Date of Award

Spring 1-1-2010

Document Type

Dissertation

Degree Name

Doctor of Philosophy (PhD)

Department

Mechanical Engineering

First Advisor

Conrad R Stoldt

Second Advisor

Victor M Bright

Third Advisor

David R Kassoy

Abstract

Porous silicon (PS) is a silicon (Si) based material composed of pores with diameters ranging from several nanometers to several micrometers. Typically PS is formed by electrochemically etching a Si wafer in a hydrofluoric acid (HF) based electrolyte. This route requires a custom built etch cell and a power supply and is difficult to integrate with the batch processing techniques of conventional Microsystems fabrication. In the first part of this work, a galvanic etching approach is used to fabricate PS in which neither a power supply nor custom etch cell are required. Galvanic etching methods are developed to fabricate thick, mechanically stable PS on lightly doped p-type Si wafers. A detailed characterization of galvanic PS, including specific surface area measurements, etch rates, high resolution transmission electron microscopy, and photoluminescence measurements, is also presented. As a means to model galvanic Si etching (corrosion) on Si Microsystems, we present a finite element method (FEM) enabled simulation.

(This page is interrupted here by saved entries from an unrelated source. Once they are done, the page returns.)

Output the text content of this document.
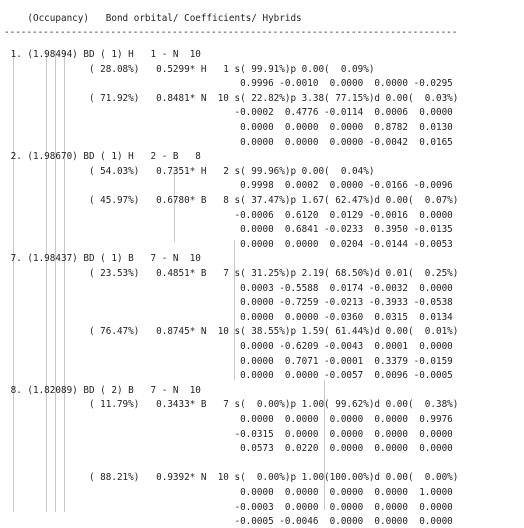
(Occupancy)   Bond orbital/ Coefficients/ Hybrids
---------------------------------------------------------------------------------
1. (1.98494) BD ( 1) H   1 - N  10
( 28.08%)   0.5299* H   1 s( 99.91%)p 0.00(  0.09%)
0.9996 -0.0010  0.0000  0.0000 -0.0295
( 71.92%)   0.8481* N  10 s( 22.82%)p 3.38( 77.15%)d 0.00(  0.03%)
-0.0002  0.4776 -0.0114  0.0006  0.0000
0.0000  0.0000  0.0000  0.8782  0.0130
0.0000  0.0000  0.0000 -0.0042  0.0165
2. (1.98670) BD ( 1) H   2 - B   8
( 54.03%)   0.7351* H   2 s( 99.96%)p 0.00(  0.04%)
0.9998  0.0002  0.0000 -0.0166 -0.0096
( 45.97%)   0.6780* B   8 s( 37.47%)p 1.67( 62.47%)d 0.00(  0.07%)
-0.0006  0.6120  0.0129 -0.0016  0.0000
0.0000  0.6841 -0.0233  0.3950 -0.0135
0.0000  0.0000  0.0204 -0.0144 -0.0053
7. (1.98437) BD ( 1) B   7 - N  10
( 23.53%)   0.4851* B   7 s( 31.25%)p 2.19( 68.50%)d 0.01(  0.25%)
0.0003 -0.5588  0.0174 -0.0032  0.0000
0.0000 -0.7259 -0.0213 -0.3933 -0.0538
0.0000  0.0000 -0.0360  0.0315  0.0134
( 76.47%)   0.8745* N  10 s( 38.55%)p 1.59( 61.44%)d 0.00(  0.01%)
0.0000 -0.6209 -0.0043  0.0001  0.0000
0.0000  0.7071 -0.0001  0.3379 -0.0159
0.0000  0.0000 -0.0057  0.0096 -0.0005
8. (1.82089) BD ( 2) B   7 - N  10
( 11.79%)   0.3433* B   7 s(  0.00%)p 1.00( 99.62%)d 0.00(  0.38%)
0.0000  0.0000  0.0000  0.0000  0.9976
-0.0315  0.0000  0.0000  0.0000  0.0000
0.0573  0.0220  0.0000  0.0000  0.0000
( 88.21%)   0.9392* N  10 s(  0.00%)p 1.00(100.00%)d 0.00(  0.00%)
0.0000  0.0000  0.0000  0.0000  1.0000
-0.0003  0.0000  0.0000  0.0000  0.0000
-0.0005 -0.0046  0.0000  0.0000  0.0000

In the second half of this work, galvanic PS for nanoenergetics is investigated. Nanoenergetic composite materials are composed of nanometer-scale fuel and oxidizer components that have energy release rates much greater than the bulk materials. In this case, PS fuel is impregnated with sodium perchlorate (NaClO4) oxidizer to yield a nanoenergetic composite. The data presented here include the first measurements of nanoenergetic PS using thermal analysis techniques including bomb calorimetry and differential scanning calorimetry (DSC). Additionally, the reaction products are revealed to be composed of nearly spherical, interconnected nanoparticles of amorphous silica. Using bomb calorimetry, the heat of reaction of galvanic PS-NaClO4 nanoenergetic composites is determined to be 9.9 ± 1.8 kJ/g and 27.3 ± 3.2 kJ/g of PS when ignited under N2 and O2, respectively. DSC, coupled with Fourier transform infrared spectroscopy (FTIR) data, reveals that the energy output is dependent on the hydrogen termination of the PS. Lastly, the flame propagation velocity of the PS-NaClO4 composite is measured with a novel on-chip diagnostic technique and high-speed video data taken at 930,000 frames per second. A velocity averaging ~3,050 m/s is observed, and is currently the fastest velocity reported for nanoenergetic materials.